Au sujet du recours à la Loi sur les mesures de guerre, M. Trudeau a déclaré que le gouvernement n'y est pas venu de gaieté de coeur. « Il ne s'y est résolu que lorsqu'il est devenu évident que la situation ne pouvait plus être maîtrisée autrement. »
Le chef du gouvernement a reconnu que le droit criminel, dans son état actuel, est insuffisant face à l'action du terrorisme systématique. Mais, comme aux Communes dans l'après-midi, il a fait part de son intention de discuter avec les chefs des partis de l'opposition de l'opportunité de présenter une loi d'une portée plus restreinte que celle de la Loi sur les mesures de guerre.
« Il y a eu trop de violence au pays, au nom de la révolution, depuis 12 mois. Nous commençons à en percevoir les conséquences. Ceux qui ont recours à la violence attisent délibérément la haine parmi nous. »

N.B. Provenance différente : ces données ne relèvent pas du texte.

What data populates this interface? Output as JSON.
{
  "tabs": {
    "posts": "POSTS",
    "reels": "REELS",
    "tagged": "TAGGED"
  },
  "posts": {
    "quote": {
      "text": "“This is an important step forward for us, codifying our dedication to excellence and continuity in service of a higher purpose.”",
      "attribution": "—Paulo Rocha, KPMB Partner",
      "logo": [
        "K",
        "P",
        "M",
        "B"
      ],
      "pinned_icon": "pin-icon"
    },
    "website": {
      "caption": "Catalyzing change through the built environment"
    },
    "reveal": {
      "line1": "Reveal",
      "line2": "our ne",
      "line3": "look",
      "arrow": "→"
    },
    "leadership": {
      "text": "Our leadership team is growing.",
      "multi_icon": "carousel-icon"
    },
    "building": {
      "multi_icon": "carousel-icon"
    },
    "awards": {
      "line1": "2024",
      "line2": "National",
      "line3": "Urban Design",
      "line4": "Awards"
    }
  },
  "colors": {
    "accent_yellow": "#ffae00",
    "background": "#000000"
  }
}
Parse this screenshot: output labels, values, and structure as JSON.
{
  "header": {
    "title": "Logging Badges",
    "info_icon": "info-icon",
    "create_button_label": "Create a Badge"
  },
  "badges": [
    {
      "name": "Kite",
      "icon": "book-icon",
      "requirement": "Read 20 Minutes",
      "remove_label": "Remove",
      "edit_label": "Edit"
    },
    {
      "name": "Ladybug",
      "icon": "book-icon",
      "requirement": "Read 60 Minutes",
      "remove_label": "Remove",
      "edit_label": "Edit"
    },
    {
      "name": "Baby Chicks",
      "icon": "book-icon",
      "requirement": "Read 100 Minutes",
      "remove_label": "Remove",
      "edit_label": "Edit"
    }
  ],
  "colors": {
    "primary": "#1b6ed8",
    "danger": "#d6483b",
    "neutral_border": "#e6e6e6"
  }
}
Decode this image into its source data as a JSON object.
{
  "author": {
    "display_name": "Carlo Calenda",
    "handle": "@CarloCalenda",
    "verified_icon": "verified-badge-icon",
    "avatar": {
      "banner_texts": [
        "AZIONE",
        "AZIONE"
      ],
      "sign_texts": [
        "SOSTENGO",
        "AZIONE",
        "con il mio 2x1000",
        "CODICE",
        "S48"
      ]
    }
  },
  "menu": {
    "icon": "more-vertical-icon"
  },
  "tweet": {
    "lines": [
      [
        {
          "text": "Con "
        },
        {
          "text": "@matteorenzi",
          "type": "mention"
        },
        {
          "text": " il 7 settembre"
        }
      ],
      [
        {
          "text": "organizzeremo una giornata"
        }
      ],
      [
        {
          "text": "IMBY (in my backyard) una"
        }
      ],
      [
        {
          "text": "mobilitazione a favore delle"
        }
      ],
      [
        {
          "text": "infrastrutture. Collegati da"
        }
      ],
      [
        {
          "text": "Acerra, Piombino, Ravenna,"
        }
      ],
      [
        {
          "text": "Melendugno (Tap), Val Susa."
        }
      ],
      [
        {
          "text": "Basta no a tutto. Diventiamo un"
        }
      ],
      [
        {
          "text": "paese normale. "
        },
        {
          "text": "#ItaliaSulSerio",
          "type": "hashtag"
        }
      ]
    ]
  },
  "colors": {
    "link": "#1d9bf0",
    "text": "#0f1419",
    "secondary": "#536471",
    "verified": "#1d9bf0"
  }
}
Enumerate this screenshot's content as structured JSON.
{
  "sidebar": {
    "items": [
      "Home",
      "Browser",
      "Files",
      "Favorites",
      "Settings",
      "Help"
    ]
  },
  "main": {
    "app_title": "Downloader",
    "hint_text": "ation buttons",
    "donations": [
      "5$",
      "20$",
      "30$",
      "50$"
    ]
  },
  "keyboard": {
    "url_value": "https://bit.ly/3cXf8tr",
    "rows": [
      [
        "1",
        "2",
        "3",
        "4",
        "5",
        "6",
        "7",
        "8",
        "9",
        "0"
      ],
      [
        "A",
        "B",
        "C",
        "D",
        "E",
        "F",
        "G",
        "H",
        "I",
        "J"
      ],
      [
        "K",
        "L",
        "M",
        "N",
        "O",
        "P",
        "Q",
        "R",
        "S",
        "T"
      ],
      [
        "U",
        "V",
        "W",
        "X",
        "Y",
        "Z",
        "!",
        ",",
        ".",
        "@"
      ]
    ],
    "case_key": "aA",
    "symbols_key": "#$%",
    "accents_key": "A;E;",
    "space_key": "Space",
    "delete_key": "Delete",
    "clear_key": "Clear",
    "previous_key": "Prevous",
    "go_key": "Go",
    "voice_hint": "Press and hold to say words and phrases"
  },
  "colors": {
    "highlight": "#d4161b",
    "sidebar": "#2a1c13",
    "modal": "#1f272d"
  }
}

Le gouvernement, a encore dit M. Trudeau, n'agit pas sous l'effet de la peur. Il agit pour empêcher la peur de se propager. « Il agit également pour que M. Cross et M. Laporte soient libérés, sains et saufs. »
En conclusion, le premier ministre a donné l'assurance que le gouvernement maîtrise pleinement la situation et que rien ne sera épargné pour conjurer ce cauchemar.
Plus tôt, le gouvernement fédéral, à la demande des autorités québécoises et montréalaises, a invoqué, pour la première fois en temps de paix, la Loi sur les mesures de guerre et frappe d'illégalité le Front de libération du Québec.
Les règlements édictés en vertu de la loi prévoient que quiconque est membre du FLQ, ou lui prête assistance, ou communique ses déclarations, ou préconise l'emploi de la force pour renverser le gouvernement « est coupable d'un acte criminel et passible d'un emprisonnement de cinq ans au plus ».